The Head Boy of Francis Douglas Memorial College in New Plymouth, Polaiu'amea Kirifi has been declared runner-up in a national public speaking competition for New Zealand schools, aimed at promoting racial harmony.
The annual Race Unity Speech Awards were initiated by the nation's Baha'i community in 2001 and have been sponsored by the New Zealand Police over recent years with strong support from the Human Rights Commission.
150 students entered the competition this year and they were all asked to focus their speech on the central theme- "Stand Up for Race Unity- Don't Be a Bystander!"
The speechmakers were asked to focus on what they could do to inspire others to stand together for race unity in New Zealand.
In his speech, Francis Douglas Memorial College student Polaiu'amea Kirifi drew upon his Samoan heritage, comparing the bringing together of different cultures with constructing a 'fale' or house.
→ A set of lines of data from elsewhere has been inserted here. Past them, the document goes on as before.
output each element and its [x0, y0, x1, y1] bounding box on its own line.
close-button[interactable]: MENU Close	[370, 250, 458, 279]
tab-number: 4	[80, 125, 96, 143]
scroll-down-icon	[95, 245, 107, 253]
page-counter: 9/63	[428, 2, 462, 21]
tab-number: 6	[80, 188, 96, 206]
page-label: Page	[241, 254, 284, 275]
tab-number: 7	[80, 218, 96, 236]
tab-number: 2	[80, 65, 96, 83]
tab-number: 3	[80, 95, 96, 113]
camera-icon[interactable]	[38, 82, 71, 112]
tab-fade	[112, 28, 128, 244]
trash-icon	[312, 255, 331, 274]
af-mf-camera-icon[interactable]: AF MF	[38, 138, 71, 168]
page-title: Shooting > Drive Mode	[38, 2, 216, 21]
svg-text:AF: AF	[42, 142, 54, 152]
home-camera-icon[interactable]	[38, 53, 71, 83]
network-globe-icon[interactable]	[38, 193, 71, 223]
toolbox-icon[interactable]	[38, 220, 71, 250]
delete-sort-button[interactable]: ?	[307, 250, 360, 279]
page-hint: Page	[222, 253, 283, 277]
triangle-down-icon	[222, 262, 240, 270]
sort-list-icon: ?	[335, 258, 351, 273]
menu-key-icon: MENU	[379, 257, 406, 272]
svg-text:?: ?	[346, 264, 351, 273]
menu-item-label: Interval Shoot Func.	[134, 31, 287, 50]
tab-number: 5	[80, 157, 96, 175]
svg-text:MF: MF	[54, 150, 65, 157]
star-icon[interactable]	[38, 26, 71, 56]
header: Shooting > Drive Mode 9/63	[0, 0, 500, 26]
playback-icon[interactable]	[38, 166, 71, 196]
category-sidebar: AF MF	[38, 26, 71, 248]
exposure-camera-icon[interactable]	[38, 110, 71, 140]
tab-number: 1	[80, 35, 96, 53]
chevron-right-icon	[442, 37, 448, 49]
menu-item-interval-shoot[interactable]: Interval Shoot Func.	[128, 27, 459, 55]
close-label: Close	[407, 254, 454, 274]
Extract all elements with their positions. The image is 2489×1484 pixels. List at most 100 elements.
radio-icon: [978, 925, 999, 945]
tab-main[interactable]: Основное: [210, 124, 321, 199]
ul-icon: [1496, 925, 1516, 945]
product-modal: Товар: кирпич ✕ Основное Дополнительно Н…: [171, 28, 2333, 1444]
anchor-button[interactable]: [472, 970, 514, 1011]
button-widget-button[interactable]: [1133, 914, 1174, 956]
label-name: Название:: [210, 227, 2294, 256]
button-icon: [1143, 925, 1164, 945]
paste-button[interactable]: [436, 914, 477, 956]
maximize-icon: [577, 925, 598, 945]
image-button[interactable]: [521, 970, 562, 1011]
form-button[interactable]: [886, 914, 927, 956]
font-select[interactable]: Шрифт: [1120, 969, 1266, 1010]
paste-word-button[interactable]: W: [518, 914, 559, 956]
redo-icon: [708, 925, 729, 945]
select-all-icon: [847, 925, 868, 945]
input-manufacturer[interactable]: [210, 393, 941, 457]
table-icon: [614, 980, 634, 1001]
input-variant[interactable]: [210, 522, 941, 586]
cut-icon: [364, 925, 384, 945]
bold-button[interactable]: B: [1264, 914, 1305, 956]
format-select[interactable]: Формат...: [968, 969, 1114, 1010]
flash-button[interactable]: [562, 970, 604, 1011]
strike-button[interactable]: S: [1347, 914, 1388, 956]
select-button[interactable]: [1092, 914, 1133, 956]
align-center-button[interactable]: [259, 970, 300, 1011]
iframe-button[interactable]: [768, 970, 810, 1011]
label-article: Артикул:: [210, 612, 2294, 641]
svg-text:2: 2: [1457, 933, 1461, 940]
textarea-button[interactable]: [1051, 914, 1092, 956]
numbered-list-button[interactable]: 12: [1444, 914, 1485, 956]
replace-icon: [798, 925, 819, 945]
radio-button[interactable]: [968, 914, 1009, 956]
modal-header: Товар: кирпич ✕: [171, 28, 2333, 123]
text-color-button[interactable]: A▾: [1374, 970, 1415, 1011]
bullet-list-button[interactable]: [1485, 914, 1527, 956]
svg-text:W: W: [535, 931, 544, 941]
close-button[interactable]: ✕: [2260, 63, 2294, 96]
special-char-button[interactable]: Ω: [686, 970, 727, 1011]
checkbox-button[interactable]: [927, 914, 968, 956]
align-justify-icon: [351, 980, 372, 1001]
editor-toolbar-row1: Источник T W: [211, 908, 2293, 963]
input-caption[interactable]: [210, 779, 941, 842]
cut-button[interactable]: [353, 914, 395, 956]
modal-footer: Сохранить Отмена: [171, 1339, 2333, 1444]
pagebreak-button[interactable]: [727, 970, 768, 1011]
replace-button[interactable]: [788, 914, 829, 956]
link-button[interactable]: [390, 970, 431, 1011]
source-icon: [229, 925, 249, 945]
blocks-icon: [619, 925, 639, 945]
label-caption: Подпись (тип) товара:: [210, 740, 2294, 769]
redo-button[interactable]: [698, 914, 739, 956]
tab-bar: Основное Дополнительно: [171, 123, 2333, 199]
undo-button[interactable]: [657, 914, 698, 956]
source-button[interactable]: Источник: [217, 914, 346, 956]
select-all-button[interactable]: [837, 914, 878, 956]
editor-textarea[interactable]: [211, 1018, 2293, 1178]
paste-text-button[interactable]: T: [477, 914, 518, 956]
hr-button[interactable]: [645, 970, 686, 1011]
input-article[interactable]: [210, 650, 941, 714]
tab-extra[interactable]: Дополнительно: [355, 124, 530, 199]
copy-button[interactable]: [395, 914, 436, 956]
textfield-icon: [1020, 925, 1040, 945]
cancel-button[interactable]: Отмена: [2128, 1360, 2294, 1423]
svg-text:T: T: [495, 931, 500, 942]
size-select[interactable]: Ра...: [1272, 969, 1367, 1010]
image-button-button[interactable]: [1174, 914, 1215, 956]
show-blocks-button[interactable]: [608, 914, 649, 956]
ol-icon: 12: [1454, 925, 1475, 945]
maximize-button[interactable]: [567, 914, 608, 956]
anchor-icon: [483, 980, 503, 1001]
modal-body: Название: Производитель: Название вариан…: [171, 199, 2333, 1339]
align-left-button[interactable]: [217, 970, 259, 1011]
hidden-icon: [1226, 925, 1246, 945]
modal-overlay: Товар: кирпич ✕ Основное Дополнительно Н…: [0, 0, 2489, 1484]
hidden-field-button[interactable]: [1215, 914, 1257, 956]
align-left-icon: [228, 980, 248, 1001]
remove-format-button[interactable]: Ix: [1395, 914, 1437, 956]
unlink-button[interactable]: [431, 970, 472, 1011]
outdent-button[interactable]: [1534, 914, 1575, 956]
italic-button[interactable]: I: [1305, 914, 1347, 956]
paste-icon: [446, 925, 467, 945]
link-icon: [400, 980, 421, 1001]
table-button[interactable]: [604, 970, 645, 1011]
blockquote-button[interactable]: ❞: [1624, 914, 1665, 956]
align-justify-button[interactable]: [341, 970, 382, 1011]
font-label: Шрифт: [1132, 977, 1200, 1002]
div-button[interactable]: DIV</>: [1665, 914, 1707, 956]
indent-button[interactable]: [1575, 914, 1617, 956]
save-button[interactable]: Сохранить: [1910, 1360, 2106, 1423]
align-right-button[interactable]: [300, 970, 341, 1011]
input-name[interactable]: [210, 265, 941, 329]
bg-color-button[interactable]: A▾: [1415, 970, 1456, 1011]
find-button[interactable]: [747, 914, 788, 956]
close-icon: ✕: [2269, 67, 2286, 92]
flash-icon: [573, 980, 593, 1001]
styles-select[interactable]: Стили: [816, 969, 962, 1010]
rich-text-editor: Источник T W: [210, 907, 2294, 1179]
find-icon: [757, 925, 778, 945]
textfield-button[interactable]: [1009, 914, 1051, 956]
"See the true strength that holds the whole fale together?", Polaiu'amea asked those gathered for the competition final in Auckland.
"That's the afa- the plaited coconut fibres, that when woven tightly can hold something as large as a fale", he added.
"In my lifetime, I would like to see an' afa being woven tightly around our differences, holding us together with love, forgiveness and belief, in unity".
In recognition of his outstanding achievement as runner-up in the competition, Polaiu'amea was presented with a personal and school award by the Race Discrimination Commissioner, Dame Susan Devoy.
Francis Douglas Memorial College students also joined in a boisterous haka to mark the achievement.
Representatives from the New Zealand Police, including Area Commander Keith Burrell were also at the presentation ceremony at the school, alongside Jill and Mervyn Chivers from the Baha'i community.